LA 2995(贪心+推理)

题意：给出了n*n*n立方体的六视图，每个单位立方体的六面颜色相同，但不同单位立方体颜色不同，有些单位立方体缺失，字母代表不同颜色，'.'代表无颜色也就是没有任何正方体，问如果能形成这种六视图，剩余的单位立方体的数量最大是多少。

题解：这道题不容易想，用排除法，先让立方体是满的，然后根据给出的六视图将直接能看出是空缺的单位立方体先删除掉，然后根据此时的正方体再次由六视图判断，如果有矛盾的情况就可以继续删除单位正方体，直到完全符合六视图。

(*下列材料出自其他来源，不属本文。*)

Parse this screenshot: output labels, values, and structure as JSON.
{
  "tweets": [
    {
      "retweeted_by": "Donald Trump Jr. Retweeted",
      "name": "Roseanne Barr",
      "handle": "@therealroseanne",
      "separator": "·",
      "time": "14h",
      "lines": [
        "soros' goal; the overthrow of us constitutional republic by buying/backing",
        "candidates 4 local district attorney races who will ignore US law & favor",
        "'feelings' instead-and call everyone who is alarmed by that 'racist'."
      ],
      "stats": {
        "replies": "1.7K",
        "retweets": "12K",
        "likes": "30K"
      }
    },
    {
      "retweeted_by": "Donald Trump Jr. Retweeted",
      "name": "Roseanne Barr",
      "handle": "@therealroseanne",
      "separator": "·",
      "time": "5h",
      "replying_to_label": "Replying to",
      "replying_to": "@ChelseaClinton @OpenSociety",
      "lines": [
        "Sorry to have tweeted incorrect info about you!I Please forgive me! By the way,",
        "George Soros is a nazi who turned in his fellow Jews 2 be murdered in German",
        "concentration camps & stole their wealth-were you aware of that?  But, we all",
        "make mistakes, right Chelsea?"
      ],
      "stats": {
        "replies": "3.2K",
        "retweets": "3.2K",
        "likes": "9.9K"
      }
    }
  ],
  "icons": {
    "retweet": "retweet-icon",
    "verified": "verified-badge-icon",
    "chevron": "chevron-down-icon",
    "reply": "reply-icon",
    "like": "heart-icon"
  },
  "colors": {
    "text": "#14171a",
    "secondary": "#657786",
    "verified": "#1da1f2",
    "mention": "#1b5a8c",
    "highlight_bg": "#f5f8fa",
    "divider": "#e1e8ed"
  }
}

这种删除方法可以用数学归纳法证明。

#include <stdio.h>
int n, x, y, z;
char cube[6][12][12], pos[12][12][12];

void get_pos(int k, int a, int b, int c) {
if (k == 0)
x = n - 1 - c, y = b, z = n - 1 - a;
else if (k == 1)
x = b, y = c, z = n - 1 - a;
else if (k == 2)
x = c, y = n - 1 - b, z = n - 1 - a;
else if (k == 3)
x = n - 1 - b, y = n - 1 - c, z = n - 1 - a;
else if (k == 4)
x = a, y = b, z = n - 1 - c;
else if (k == 5)
x = n - 1 - a, y = b, z = c;
}

int main() {
while (scanf("%d", &n) && n) {
for (int i = 0; i < n; i++)
for (int j = 0; j < 6; j++)
for (int k = 0; k < n; k++)
while (1) {
char c = getchar();
if (c == '.' || (c >= 'A' && c <= 'Z')) {
cube[j][i][k] = c;
break;
}
}
for (int i = 0; i < n; i++)
for (int j = 0; j < n; j++)
for (int k = 0; k < n; k++)
pos[i][j][k] = '#';
for (int i = 0; i < 6; i++)
for (int j = 0; j < n; j++)
for (int k = 0; k < n; k++)
if (cube[i][j][k] == '.') {
for (int l = 0; l < n; l++) {
get_pos(i, j, k, l);
pos[x][y][z] = '.';
}
}
int flag = 1;
while (flag) {
flag = 0;
for (int i = 0; i < 6; i++)
for (int j = 0; j < n; j++)
for (int k = 0; k < n; k++)
if (cube[i][j][k] != '.') {
for (int l = 0; l < n; l++) {
get_pos(i, j, k, l);
if (pos[x][y][z] == '.')
continue;
if (pos[x][y][z] == '#') {
pos[x][y][z] = cube[i][j][k];
break;
}
if (pos[x][y][z] == cube[i][j][k])
break;
pos[x][y][z] = '.';
flag = 1;
}
}
}
int res = 0;
for (int i = 0; i < n; i++)
for (int j = 0; j < n; j++)
for (int k = 0; k < n; k++)
if (pos[i][j][k] != '.')
res++;
printf("Maximum weight: %d gram(s)\n", res);
}
return 0;
}